Día largo tras las murallas. Afuera se oye el rumor de los bárbaros, crecidos y envalentonados, que piden sin decirlo mi cabeza.
Echo de menos el tiempo que discurre lento en otros tiempos. Esta prisa tenebrosa de estos aciagos tiempos modernos lo emponzoña todo.
Pero aquí estamos, tan lejos de donde salimos, en un lugar tan bueno como cualquier otro. He recorrido muchos caminos, amargos algunos, alegres otros, para llegar aquí. No todos llevan a Roma, pero muchas veces tuve que dejar camino y tomar senda: no siempre se puede elegir; a veces los caminos están abarrotados, o con salteadores, o no son para los pobres.
Pero aquí estamos. Rodeados de fastos y oropeles, de esos que tanto odio; regalo el caviar que me regalan, mi baja condición me hace amar lo sencillo y rehuir de todo lo que reluce demasiado. Alguna vez, rodeado de gente de bien, disfrutando de sus lujos y sus prebendas, pensé: «Podría acostumbrarme a esto». Pero no sería feliz. No con ellos ni sus riquezas o alhajas.

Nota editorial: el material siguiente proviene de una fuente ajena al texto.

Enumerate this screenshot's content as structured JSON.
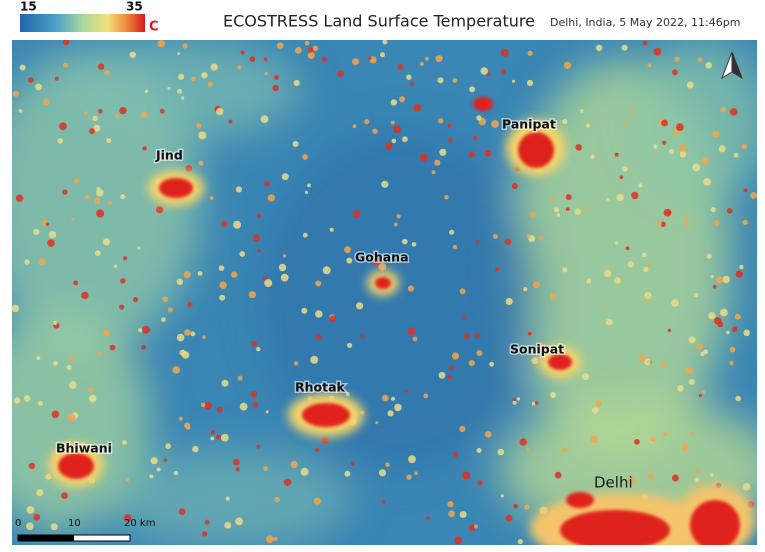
{
  "header": {
    "title": "ECOSTRESS Land Surface Temperature",
    "subtitle": "Delhi, India, 5 May 2022, 11:46pm"
  },
  "legend": {
    "min": 15,
    "max": 35,
    "unit": "C"
  },
  "places": [
    {
      "label": "Jind"
    },
    {
      "label": "Panipat"
    },
    {
      "label": "Gohana"
    },
    {
      "label": "Sonipat"
    },
    {
      "label": "Rhotak"
    },
    {
      "label": "Bhiwani"
    },
    {
      "label": "Delhi"
    }
  ],
  "scale_bar": {
    "ticks": [
      "0",
      "10",
      "20 km"
    ]
  }
}
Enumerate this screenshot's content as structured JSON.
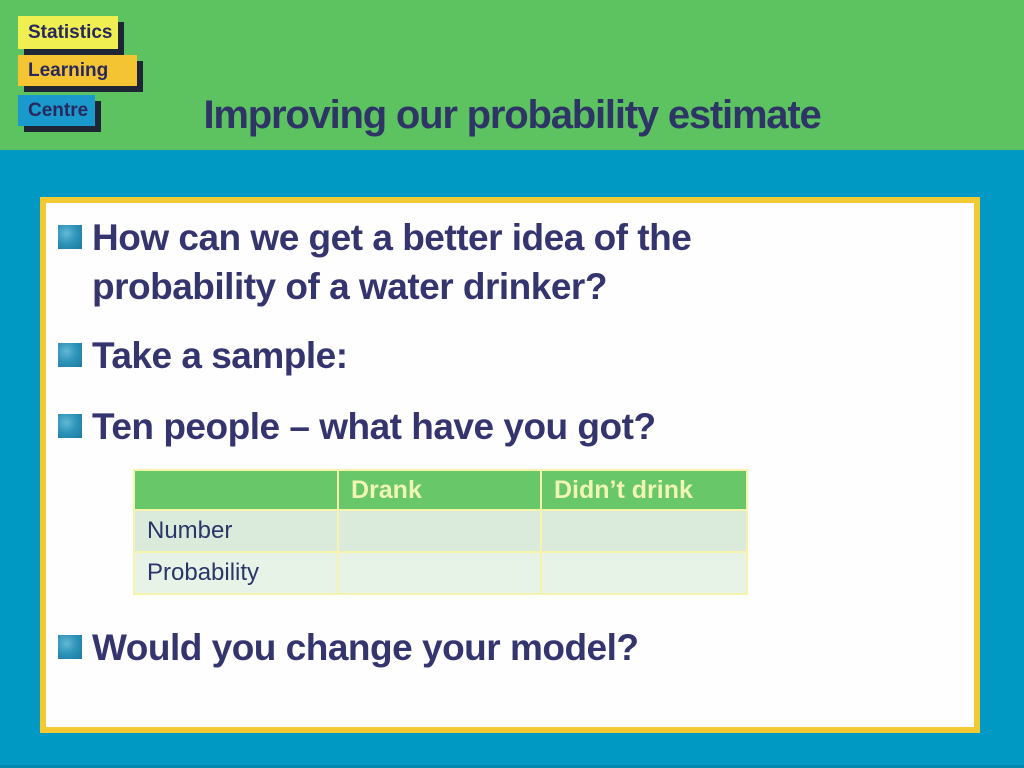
{
  "slide": {
    "title": "Improving our probability estimate",
    "logo": {
      "line1": "Statistics",
      "line2": "Learning",
      "line3": "Centre"
    },
    "bullets": [
      {
        "text": "How can we get a better idea of the probability of a water drinker?"
      },
      {
        "text": "Take a sample:"
      },
      {
        "text": "Ten people – what have you got?"
      },
      {
        "text": "Would you change your model?"
      }
    ],
    "table": {
      "columns": [
        "",
        "Drank",
        "Didn’t drink"
      ],
      "rows": [
        {
          "label": "Number",
          "cells": [
            "",
            ""
          ]
        },
        {
          "label": "Probability",
          "cells": [
            "",
            ""
          ]
        }
      ]
    },
    "colors": {
      "header_green": "#5CC360",
      "body_blue": "#0099C4",
      "box_border_yellow": "#F2C833",
      "title_navy": "#2E3566",
      "bullet_text_navy": "#34346F",
      "bullet_square_teal": "#2D93B8",
      "table_header_green": "#68C768",
      "table_header_text": "#F0F5B4",
      "table_row_number_bg": "#DAEBDB",
      "table_row_probability_bg": "#E8F3E8",
      "table_grid_yellow": "#F5F3AC",
      "logo_statistics_bg": "#EFEF52",
      "logo_learning_bg": "#F4C433",
      "logo_centre_bg": "#1A99CD",
      "logo_text_navy": "#28285E"
    }
  }
}
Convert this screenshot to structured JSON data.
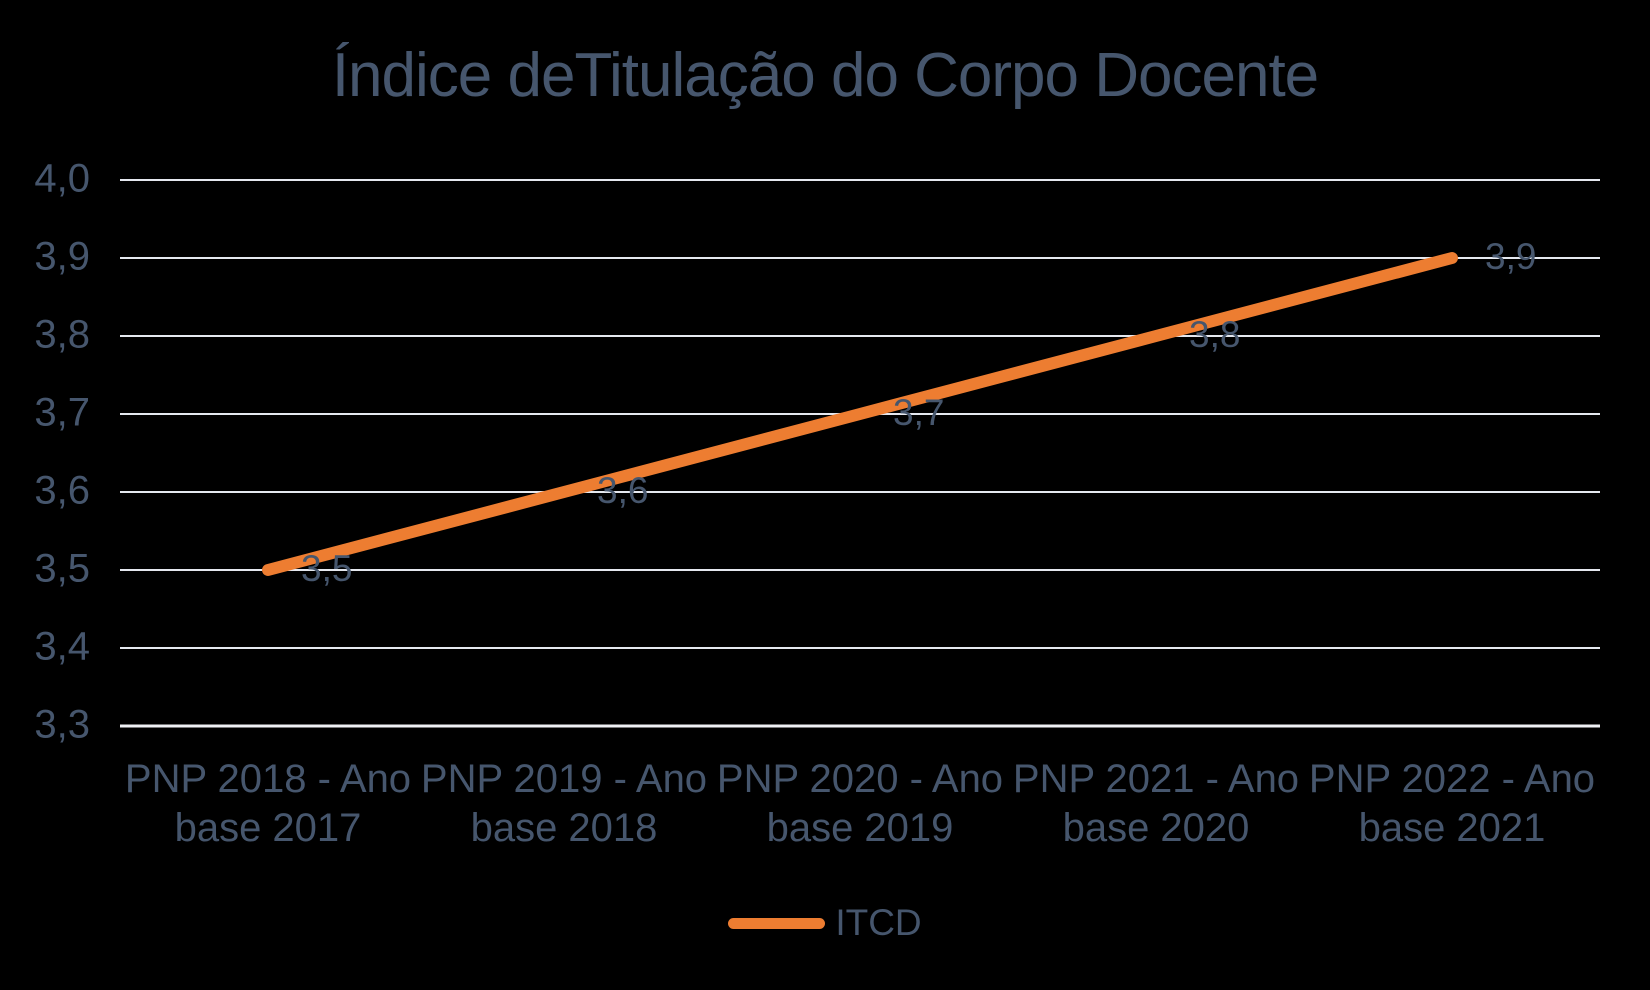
{
  "chart_data": {
    "type": "line",
    "title": "Índice deTitulação do Corpo Docente",
    "categories": [
      "PNP 2018 - Ano base 2017",
      "PNP 2019 - Ano base 2018",
      "PNP 2020 - Ano base 2019",
      "PNP 2021 - Ano base 2020",
      "PNP 2022 - Ano base 2021"
    ],
    "category_lines": [
      {
        "line1": "PNP 2018 - Ano",
        "line2": "base 2017"
      },
      {
        "line1": "PNP 2019 - Ano",
        "line2": "base 2018"
      },
      {
        "line1": "PNP 2020 - Ano",
        "line2": "base 2019"
      },
      {
        "line1": "PNP 2021 - Ano",
        "line2": "base 2020"
      },
      {
        "line1": "PNP 2022 - Ano",
        "line2": "base 2021"
      }
    ],
    "series": [
      {
        "name": "ITCD",
        "values": [
          3.5,
          3.6,
          3.7,
          3.8,
          3.9
        ]
      }
    ],
    "data_labels": [
      "3,5",
      "3,6",
      "3,7",
      "3,8",
      "3,9"
    ],
    "y_tick_labels": [
      "4,0",
      "3,9",
      "3,8",
      "3,7",
      "3,6",
      "3,5",
      "3,4",
      "3,3"
    ],
    "xlabel": "",
    "ylabel": "",
    "ylim": [
      3.3,
      4.0
    ],
    "grid": true,
    "legend_position": "bottom",
    "colors": {
      "line": "#ED7D31",
      "text": "#46566D",
      "gridline": "#E5E8EF",
      "axis_line": "#EFF1F5",
      "background": "#000000"
    }
  }
}
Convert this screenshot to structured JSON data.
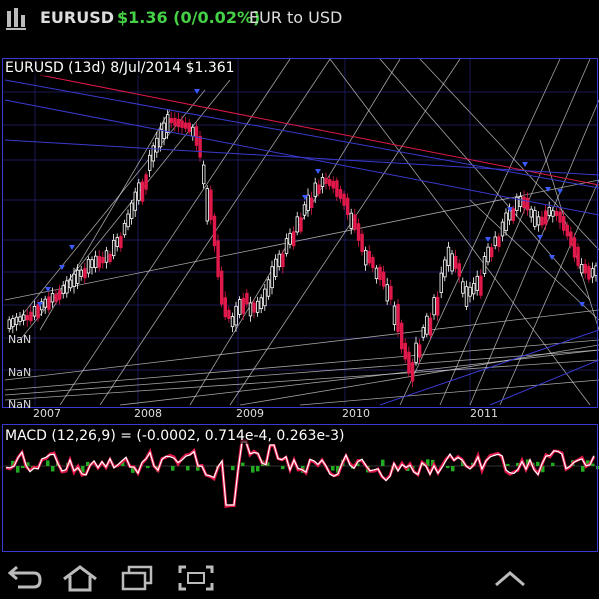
{
  "status": {
    "symbol": "EURUSD",
    "quote": "$1.36 (0/0.02%)",
    "description": "EUR to USD",
    "icon": "bars-menu-icon"
  },
  "price_chart": {
    "title": "EURUSD (13d) 8/Jul/2014 $1.361",
    "nan_labels": [
      "NaN",
      "NaN",
      "NaN"
    ],
    "x_ticks": [
      "2007",
      "2008",
      "2009",
      "2010",
      "2011"
    ]
  },
  "macd_chart": {
    "title": "MACD (12,26,9) = (-0.0002, 0.714e-4, 0.263e-3)"
  },
  "chart_data": [
    {
      "type": "candlestick",
      "title": "EURUSD (13d) 8/Jul/2014 $1.361",
      "x_ticks": [
        "2007",
        "2008",
        "2009",
        "2010",
        "2011"
      ],
      "y_tick_labels": [
        "NaN",
        "NaN",
        "NaN"
      ],
      "colors": {
        "up": "#ffffff",
        "down": "#e0194a",
        "trendline": "#3a3ad0",
        "fan": "#cccccc"
      }
    },
    {
      "type": "line",
      "title": "MACD (12,26,9) = (-0.0002, 0.714e-4, 0.263e-3)",
      "values": {
        "macd": -0.0002,
        "signal": 7.14e-05,
        "histogram": 0.000263
      },
      "colors": {
        "macd": "#ffffff",
        "signal": "#e0194a",
        "histogram": "#22aa22"
      }
    }
  ],
  "nav": {
    "back": "back-icon",
    "home": "home-icon",
    "recents": "recent-apps-icon",
    "screenshot": "screenshot-icon",
    "menu": "chevron-up-icon"
  }
}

Tengo a mi lado gente de hierro, la mejor que podría nadie desear. Pero a veces echo de menos tu seda. Y es que por ti me hubiera rendido, porque lo único que deseaba era poder contarte esto de viva voz, con dos cervezas en una puesta de sol o en una terraza, sabiendo que esa noche dormiría contigo y besaría tus labios y abrazaría tu cuerpo y olería tu aliento y me perdería en tu pelo y recorrería cada centímetro de tu piel. Por todo eso, me hubiera rendido.
Mas nada acabó así. Y ahora escribo estas líneas que te quiero decir y las meto en la botella y las lanzo al mar, con la vana, ínfima esperanza de que las leas, de que descubras que son para ti, que toda esta poesía lleva tu nombre, que todo mi ejército y mi fuerza y mi riqueza solo ha llegado hasta aquí para encontrar el día en que pueda rendirse a tus pies.